In another recent interview, Summers reflected on his career as a guitar player and how he managed to keep things fresh after so many years. As The Police legend explained, he never really got tired of it:
“I’ve never gotten tired of it. I enjoy it. I like playing guitars. I mean, I can’t even imagine life without it because it’s been part of me since I was a kid. Yeah, okay, life is terrible, but you’ve still got the guitar, so whatever.”
“It’s sort of a central fact of your existence because you come back to it. I never got bored with it.”
On the other hand, Andy admits that there was a certain period where he felt like quitting his favorite instrument. He continued:
“Maybe, oddly, I say that — I’m just catching myself — I think right after The Police, I sort of went through a weird period — now I’m thinking about it — where I didn’t want to play it much anymore.”

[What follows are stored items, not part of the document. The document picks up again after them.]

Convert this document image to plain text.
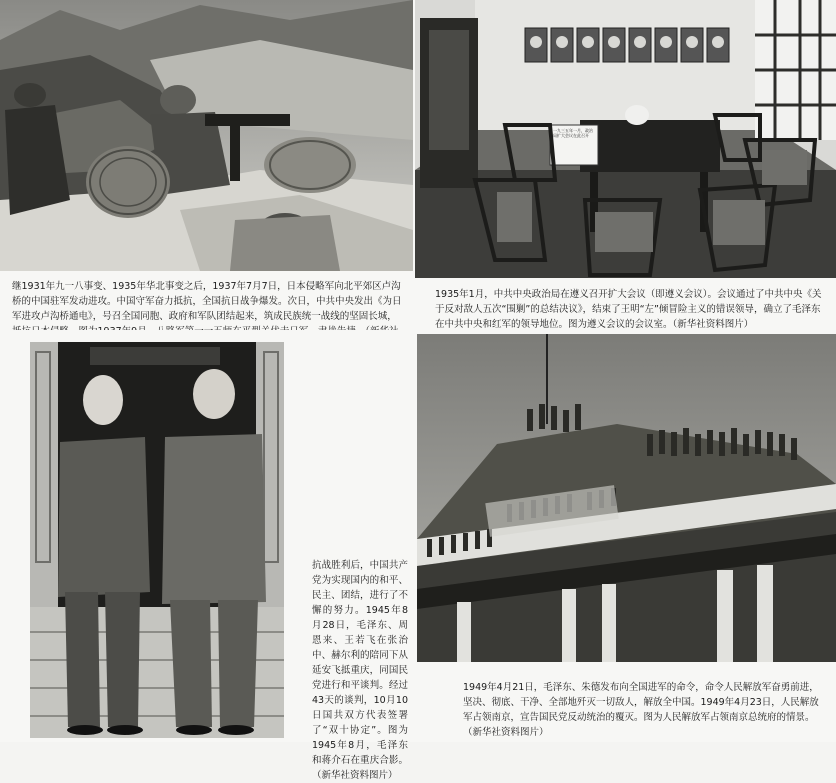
继1931年九一八事变、1935年华北事变之后，1937年7月7日，日本侵略军向北平郊区卢沟桥的中国驻军发动进攻。中国守军奋力抵抗，全国抗日战争爆发。次日，中共中央发出《为日军进攻卢沟桥通电》，号召全国同胞、政府和军队团结起来，筑成民族统一战线的坚固长城，

一九三五年一月，政治局扩大会议在此召开

1935年1月，中共中央政治局在遵义召开扩大会议（即遵义会议）。会议通过了中共中央《关于反对敌人五次“围剿”的总结决议》，结束了王明“左”倾冒险主义的错误领导，确立了毛泽东在中共中央和红军的领导地位。图为遵义会议的会议室。（新华社资料图片）

抗战胜利后，中国共产党为实现国内的和平、民主、团结，进行了不懈的努力。1945年8月28日，毛泽东、周恩来、王若飞在张治中、赫尔利的陪同下从延安飞抵重庆，同国民党进行和平谈判。经过43天的谈判，10月10日国共双方代表签署了“双十协定”。图为1945年8月，毛泽东和蒋介石在重庆合影。（新华社资料图片）

1949年4月21日，毛泽东、朱德发布向全国进军的命令，命令人民解放军奋勇前进，坚决、彻底、干净、全部地歼灭一切敌人，解放全中国。1949年4月23日，人民解放军占领南京，宣告国民党反动统治的覆灭。图为人民解放军占领南京总统府的情景。（新华社资料图片）
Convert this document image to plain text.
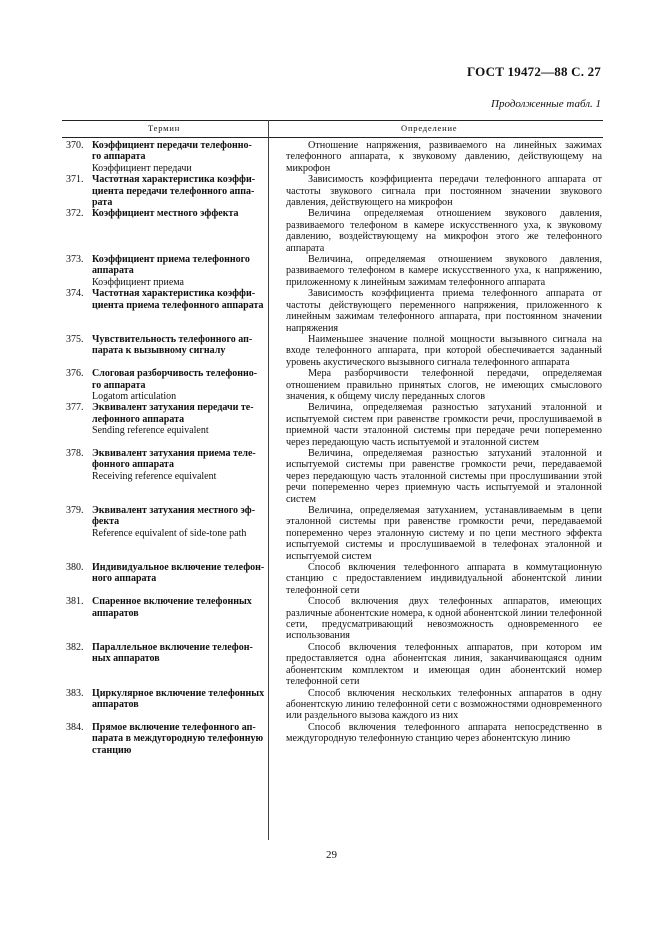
ГОСТ 19472—88 С. 27
Продолженные табл. 1
Термин	Определение
370. Коэффициент передачи телефонно-
го аппарата
Коэффициент передачи
Отношение напряжения, развиваемого на линейных зажимах телефонного аппарата, к звуковому давлению, действующему на микрофон
371. Частотная характеристика коэффи-
циента передачи телефонного аппа-
рата
Зависимость коэффициента передачи телефонного аппарата от частоты звукового сигнала при постоянном значении звукового давления, действующего на микрофон
372. Коэффициент местного эффекта	Величина определяемая отношением звукового давления, развиваемого телефоном в камере искусственного уха, к звуковому давлению, воздействующему на микрофон этого же телефонного аппарата
373. Коэффициент приема телефонного
аппарата
Коэффициент приема
Величина, определяемая отношением звукового давления, развиваемого телефоном в камере искусственного уха, к напряжению, приложенному к линейным зажимам телефонного аппарата
374. Частотная характеристика коэффи-
циента приема телефонного аппарата
Зависимость коэффициента приема телефонного аппарата от частоты действующего переменного напряжения, приложенного к линейным зажимам телефонного аппарата, при постоянном значении напряжения
375. Чувствительность телефонного ап-
парата к вызывному сигналу
Наименьшее значение полной мощности вызывного сигнала на входе телефонного аппарата, при которой обеспечивается заданный уровень акустического вызывного сигнала телефонного аппарата
376. Слоговая разборчивость телефонно-
го аппарата
Logatom articulation
Мера разборчивости телефонной передачи, определяемая отношением правильно принятых слогов, не имеющих смыслового значения, к общему числу переданных слогов
377. Эквивалент затухания передачи те-
лефонного аппарата
Sending reference equivalent
Величина, определяемая разностью затуханий эталонной и испытуемой систем при равенстве громкости речи, прослушиваемой в приемной части эталонной системы при передаче речи попеременно через передающую часть испытуемой и эталонной систем
378. Эквивалент затухания приема теле-
фонного аппарата
Receiving reference equivalent
Величина, определяемая разностью затуханий эталонной и испытуемой системы при равенстве громкости речи, передаваемой через передающую часть эталонной системы при прослушивании этой речи попеременно через приемную часть испытуемой и эталонной систем
379. Эквивалент затухания местного эф-
фекта
Reference equivalent of side-tone path
Величина, определяемая затуханием, устанавливаемым в цепи эталонной системы при равенстве громкости речи, передаваемой попеременно через эталонную систему и по цепи местного эффекта испытуемой системы и прослушиваемой в телефонах эталонной и испытуемой систем
380. Индивидуальное включение телефон-
ного аппарата
Способ включения телефонного аппарата в коммутационную станцию с предоставлением индивидуальной абонентской линии телефонной сети
381. Спаренное включение телефонных
аппаратов
Способ включения двух телефонных аппаратов, имеющих различные абонентские номера, к одной абонентской линии телефонной сети, предусматривающий невозможность одновременного ее использования
382. Параллельное включение телефон-
ных аппаратов
Способ включения телефонных аппаратов, при котором им предоставляется одна абонентская линия, заканчивающаяся одним абонентским комплектом и имеющая один абонентский номер телефонной сети
383. Циркулярное включение телефонных
аппаратов
Способ включения нескольких телефонных аппаратов в одну абонентскую линию телефонной сети с возможностями одновременного или раздельного вызова каждого из них
384. Прямое включение телефонного ап-
парата в междугородную телефонную
станцию
Способ включения телефонного аппарата непосредственно в междугородную телефонную станцию через абонентскую линию
29
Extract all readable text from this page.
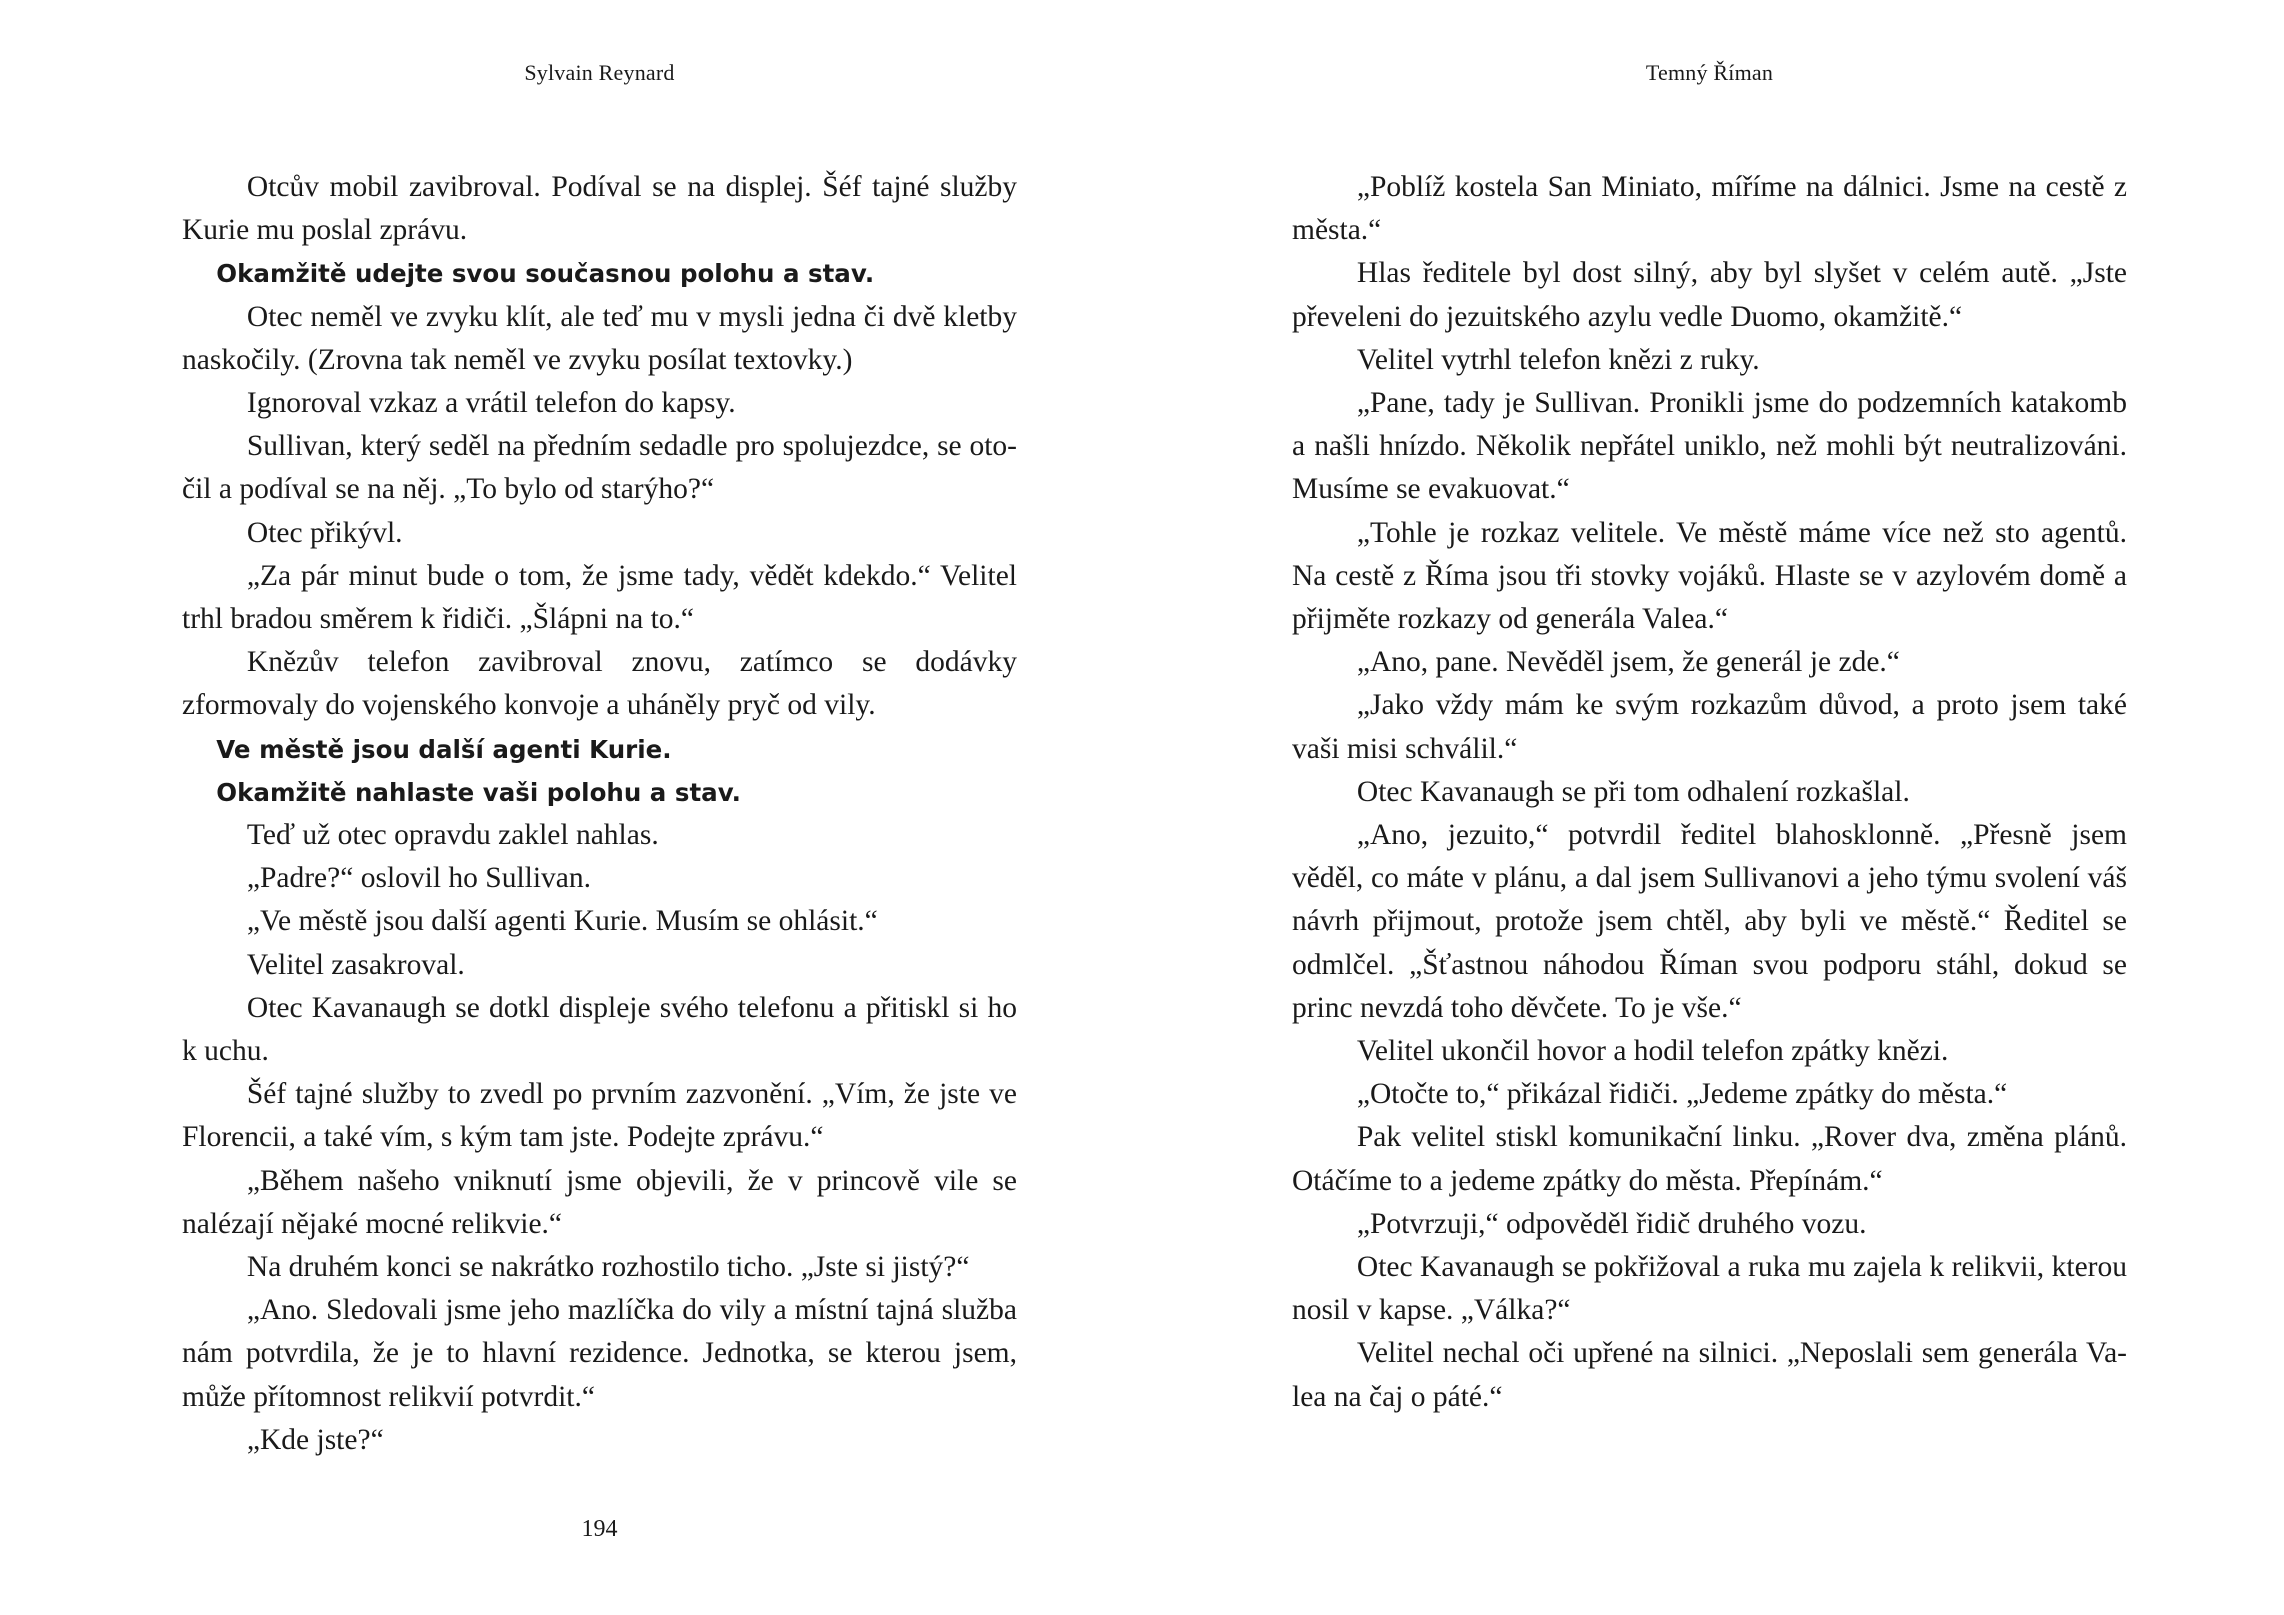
Sylvain Reynard

Otcův mobil zavibroval. Podíval se na displej. Šéf tajné služby Kurie mu poslal zprávu.

Okamžitě udejte svou současnou polohu a stav.

Otec neměl ve zvyku klít, ale teď mu v mysli jedna či dvě kletby naskočily. (Zrovna tak neměl ve zvyku posílat textovky.)

Ignoroval vzkaz a vrátil telefon do kapsy.

Sullivan, který seděl na předním sedadle pro spolujezdce, se otočil a podíval se na něj. „To bylo od starýho?“

Otec přikývl.

„Za pár minut bude o tom, že jsme tady, vědět kdekdo.“ Velitel trhl bradou směrem k řidiči. „Šlápni na to.“

Knězův telefon zavibroval znovu, zatímco se dodávky zformovaly do vojenského konvoje a uháněly pryč od vily.

Ve městě jsou další agenti Kurie.

Okamžitě nahlaste vaši polohu a stav.

Teď už otec opravdu zaklel nahlas.

„Padre?“ oslovil ho Sullivan.

„Ve městě jsou další agenti Kurie. Musím se ohlásit.“

Velitel zasakroval.

Otec Kavanaugh se dotkl displeje svého telefonu a přitiskl si ho k uchu.

Šéf tajné služby to zvedl po prvním zazvonění. „Vím, že jste ve Florencii, a také vím, s kým tam jste. Podejte zprávu.“

„Během našeho vniknutí jsme objevili, že v princově vile se nalézají nějaké mocné relikvie.“

Na druhém konci se nakrátko rozhostilo ticho. „Jste si jistý?“

„Ano. Sledovali jsme jeho mazlíčka do vily a místní tajná služba nám potvrdila, že je to hlavní rezidence. Jednotka, se kterou jsem, může přítomnost relikvií potvrdit.“

„Kde jste?“

194
Temný Říman

„Poblíž kostela San Miniato, míříme na dálnici. Jsme na cestě z města.“

Hlas ředitele byl dost silný, aby byl slyšet v celém autě. „Jste převeleni do jezuitského azylu vedle Duomo, okamžitě.“

Velitel vytrhl telefon knězi z ruky.

„Pane, tady je Sullivan. Pronikli jsme do podzemních katakomb a našli hnízdo. Několik nepřátel uniklo, než mohli být neutralizováni. Musíme se evakuovat.“

„Tohle je rozkaz velitele. Ve městě máme více než sto agentů. Na cestě z Říma jsou tři stovky vojáků. Hlaste se v azylovém domě a přijměte rozkazy od generála Valea.“

„Ano, pane. Nevěděl jsem, že generál je zde.“

„Jako vždy mám ke svým rozkazům důvod, a proto jsem také vaši misi schválil.“

Otec Kavanaugh se při tom odhalení rozkašlal.

„Ano, jezuito,“ potvrdil ředitel blahosklonně. „Přesně jsem věděl, co máte v plánu, a dal jsem Sullivanovi a jeho týmu svolení váš návrh přijmout, protože jsem chtěl, aby byli ve městě.“ Ředitel se odmlčel. „Šťastnou náhodou Říman svou podporu stáhl, dokud se princ nevzdá toho děvčete. To je vše.“

Velitel ukončil hovor a hodil telefon zpátky knězi.

„Otočte to,“ přikázal řidiči. „Jedeme zpátky do města.“

Pak velitel stiskl komunikační linku. „Rover dva, změna plánů. Otáčíme to a jedeme zpátky do města. Přepínám.“

„Potvrzuji,“ odpověděl řidič druhého vozu.

Otec Kavanaugh se pokřižoval a ruka mu zajela k relikvii, kterou nosil v kapse. „Válka?“

Velitel nechal oči upřené na silnici. „Neposlali sem generála Valea na čaj o páté.“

It’s not like he didn’t do anything during that time. But Summers wasn’t feeling super inspired back in those days:
“I would do shows, I made records, but I barely picked up the guitar. It was a sort of weird head trip that I went through.”
However, another guitar legend changed his mind. In 1990, he went on tour with jazz virtuoso Larry Coryell. And it was this particular tour that helped him get back on track:
“And then I went on tour with Larry Coryell — the two of us played together. Larry is a very enthusiastic person and actually, he was a catalyst — he brought me back to it. And I’ve, you know, played and toured with Larry, I started playing all the time again, and it’s never gone away again.”
The two would come back together on a couple of more occasions during the late 2000s. Around this time The Police also did their one-off reunion tour and finally called it a day. As for Andy, he’s still active with his solo career.